New research shows that although industry leaders didn’t plan on increasing their pay-per-click (PPC) budgets this year, the majority of them have done so. “The State of PPC” report released by Hanapin Marketing has revealed that more than 70 percent have increased their PPC budgets in 2015, compared to 10 percent who said they had strategically planned to do so entering the year.
Over the past year, 78 percent claim they’ve felt “really good” about their PPC success. Furthermore, 60 percent stated that they feel “better” about the PPC market than they did in 2014. Next year, 48 percent intend to increase their PPC budgets.

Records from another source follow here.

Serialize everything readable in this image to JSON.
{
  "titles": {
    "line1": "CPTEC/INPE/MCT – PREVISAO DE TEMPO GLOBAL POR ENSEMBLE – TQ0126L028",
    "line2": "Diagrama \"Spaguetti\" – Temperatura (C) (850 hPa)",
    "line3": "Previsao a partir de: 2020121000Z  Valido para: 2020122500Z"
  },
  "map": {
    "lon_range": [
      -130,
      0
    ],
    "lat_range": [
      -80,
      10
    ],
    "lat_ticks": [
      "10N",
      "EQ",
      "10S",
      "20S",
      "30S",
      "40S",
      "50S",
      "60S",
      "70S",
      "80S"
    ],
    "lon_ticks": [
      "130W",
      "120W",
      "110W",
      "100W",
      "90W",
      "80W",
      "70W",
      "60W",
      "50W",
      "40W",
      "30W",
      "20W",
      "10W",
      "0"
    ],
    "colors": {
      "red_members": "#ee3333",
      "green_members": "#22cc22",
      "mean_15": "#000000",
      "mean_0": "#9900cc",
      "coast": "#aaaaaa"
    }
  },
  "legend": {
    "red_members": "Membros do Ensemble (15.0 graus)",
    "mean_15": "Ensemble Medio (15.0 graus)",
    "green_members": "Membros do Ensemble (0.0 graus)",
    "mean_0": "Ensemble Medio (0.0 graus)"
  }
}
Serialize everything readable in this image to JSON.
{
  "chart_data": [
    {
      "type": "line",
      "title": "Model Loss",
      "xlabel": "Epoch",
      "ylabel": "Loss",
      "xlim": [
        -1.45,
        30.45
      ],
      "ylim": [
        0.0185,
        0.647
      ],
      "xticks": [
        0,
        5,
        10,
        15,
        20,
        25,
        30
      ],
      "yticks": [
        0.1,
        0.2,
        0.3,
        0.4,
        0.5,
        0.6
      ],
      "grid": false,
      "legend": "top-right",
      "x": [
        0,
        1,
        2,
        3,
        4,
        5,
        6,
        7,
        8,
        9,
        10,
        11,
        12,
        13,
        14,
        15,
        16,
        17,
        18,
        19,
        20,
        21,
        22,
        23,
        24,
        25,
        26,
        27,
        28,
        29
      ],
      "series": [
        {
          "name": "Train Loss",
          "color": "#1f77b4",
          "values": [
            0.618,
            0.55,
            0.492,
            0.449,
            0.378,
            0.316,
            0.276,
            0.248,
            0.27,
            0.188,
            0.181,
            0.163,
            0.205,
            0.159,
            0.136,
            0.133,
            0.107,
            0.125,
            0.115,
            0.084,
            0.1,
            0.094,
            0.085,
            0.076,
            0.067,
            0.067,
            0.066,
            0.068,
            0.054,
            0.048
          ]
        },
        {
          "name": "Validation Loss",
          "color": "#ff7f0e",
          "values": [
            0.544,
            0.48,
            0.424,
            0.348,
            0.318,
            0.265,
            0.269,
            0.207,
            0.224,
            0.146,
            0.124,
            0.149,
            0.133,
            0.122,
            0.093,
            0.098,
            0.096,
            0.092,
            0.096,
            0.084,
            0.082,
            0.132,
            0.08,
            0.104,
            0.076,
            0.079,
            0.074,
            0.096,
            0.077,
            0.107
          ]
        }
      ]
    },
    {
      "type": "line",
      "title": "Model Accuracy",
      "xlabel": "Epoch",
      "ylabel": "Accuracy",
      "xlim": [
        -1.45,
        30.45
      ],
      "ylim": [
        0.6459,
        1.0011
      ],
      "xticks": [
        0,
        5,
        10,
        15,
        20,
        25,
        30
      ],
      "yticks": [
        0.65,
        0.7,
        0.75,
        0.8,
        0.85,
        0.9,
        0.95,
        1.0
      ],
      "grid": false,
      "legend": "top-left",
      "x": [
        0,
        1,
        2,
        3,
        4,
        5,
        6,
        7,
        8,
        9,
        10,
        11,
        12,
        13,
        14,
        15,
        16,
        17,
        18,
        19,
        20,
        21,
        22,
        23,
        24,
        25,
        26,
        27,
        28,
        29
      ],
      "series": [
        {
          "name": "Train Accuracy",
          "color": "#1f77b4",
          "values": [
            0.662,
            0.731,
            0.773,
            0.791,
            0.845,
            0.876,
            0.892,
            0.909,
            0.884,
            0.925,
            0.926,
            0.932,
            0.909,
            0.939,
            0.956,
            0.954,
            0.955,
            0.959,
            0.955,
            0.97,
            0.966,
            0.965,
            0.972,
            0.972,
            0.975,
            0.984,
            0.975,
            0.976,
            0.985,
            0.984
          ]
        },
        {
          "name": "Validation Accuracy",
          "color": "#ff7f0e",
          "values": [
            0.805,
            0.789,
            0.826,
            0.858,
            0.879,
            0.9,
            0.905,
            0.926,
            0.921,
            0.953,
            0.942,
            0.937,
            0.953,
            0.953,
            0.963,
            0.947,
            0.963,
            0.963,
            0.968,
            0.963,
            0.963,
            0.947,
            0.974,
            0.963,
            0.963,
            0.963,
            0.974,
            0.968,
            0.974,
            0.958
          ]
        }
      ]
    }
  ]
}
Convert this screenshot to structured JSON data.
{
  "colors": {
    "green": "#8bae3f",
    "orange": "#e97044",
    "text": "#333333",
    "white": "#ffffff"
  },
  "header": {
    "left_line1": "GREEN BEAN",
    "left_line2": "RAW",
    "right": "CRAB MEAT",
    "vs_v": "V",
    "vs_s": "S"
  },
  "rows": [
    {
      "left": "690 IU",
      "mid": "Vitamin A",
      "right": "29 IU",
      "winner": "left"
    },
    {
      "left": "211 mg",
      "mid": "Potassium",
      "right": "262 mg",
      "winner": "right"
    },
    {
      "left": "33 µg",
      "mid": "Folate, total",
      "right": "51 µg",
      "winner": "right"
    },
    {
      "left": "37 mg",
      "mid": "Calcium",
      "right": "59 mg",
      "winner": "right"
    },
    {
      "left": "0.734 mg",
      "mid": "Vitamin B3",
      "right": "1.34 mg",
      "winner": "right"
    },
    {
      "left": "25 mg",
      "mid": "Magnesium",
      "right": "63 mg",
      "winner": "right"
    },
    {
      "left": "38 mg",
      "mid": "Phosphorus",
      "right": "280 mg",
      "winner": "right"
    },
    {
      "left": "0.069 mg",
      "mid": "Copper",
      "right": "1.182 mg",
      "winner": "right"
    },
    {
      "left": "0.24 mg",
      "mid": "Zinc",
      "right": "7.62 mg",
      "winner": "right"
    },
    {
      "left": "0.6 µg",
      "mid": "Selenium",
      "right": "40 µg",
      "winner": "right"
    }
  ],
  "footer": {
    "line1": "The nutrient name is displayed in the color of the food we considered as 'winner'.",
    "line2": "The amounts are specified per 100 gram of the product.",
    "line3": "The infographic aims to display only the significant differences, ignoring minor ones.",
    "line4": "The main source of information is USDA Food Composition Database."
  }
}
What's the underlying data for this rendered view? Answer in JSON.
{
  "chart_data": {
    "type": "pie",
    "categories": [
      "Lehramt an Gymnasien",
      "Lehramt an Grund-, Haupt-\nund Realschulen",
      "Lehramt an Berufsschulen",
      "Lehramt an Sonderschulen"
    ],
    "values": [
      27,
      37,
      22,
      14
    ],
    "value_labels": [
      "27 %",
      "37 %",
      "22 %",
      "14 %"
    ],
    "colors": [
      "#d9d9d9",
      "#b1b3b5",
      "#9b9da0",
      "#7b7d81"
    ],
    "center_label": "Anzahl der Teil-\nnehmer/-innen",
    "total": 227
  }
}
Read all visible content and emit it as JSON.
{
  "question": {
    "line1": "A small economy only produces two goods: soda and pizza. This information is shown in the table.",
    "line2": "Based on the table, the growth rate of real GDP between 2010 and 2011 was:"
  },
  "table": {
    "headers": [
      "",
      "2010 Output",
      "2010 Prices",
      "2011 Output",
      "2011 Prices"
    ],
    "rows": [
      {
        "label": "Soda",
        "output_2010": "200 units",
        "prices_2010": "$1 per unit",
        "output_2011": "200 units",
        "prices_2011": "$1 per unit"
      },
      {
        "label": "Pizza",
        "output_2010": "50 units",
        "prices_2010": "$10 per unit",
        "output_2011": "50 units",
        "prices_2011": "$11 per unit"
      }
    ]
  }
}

“As the mix of PPC channels continues to expand, text ads, remarketing, and mobile ads remain the most proven channels,” wrote the authors of the report. “However, shopping, social ads, programmatic, and native ads are steadily growing in popularity and becoming more important to a business’ marketing mix.”
Within the next 12 months, the majority (75 percent) stated that they will be increasing their mobile budgets. About 74 percent said the same about their Google Adwords budgets.
Budgeting for Digital Marketing Initiatives
Heading into 2016 and beyond, research indicates that marketers are looking to invest more in some tactics than others. A report published by PulsePoint and Digiday has found that by 2017, about 59 percent intend to shift more of their budgets toward content marketing.
At the moment, 60 percent view content marketing as “very significant” to their strategies. However, it is not the only tactic that is on the rise. Almost 20 percent said they expect their search budgets to increase by 2017, while 46 percent claimed the same about native advertising.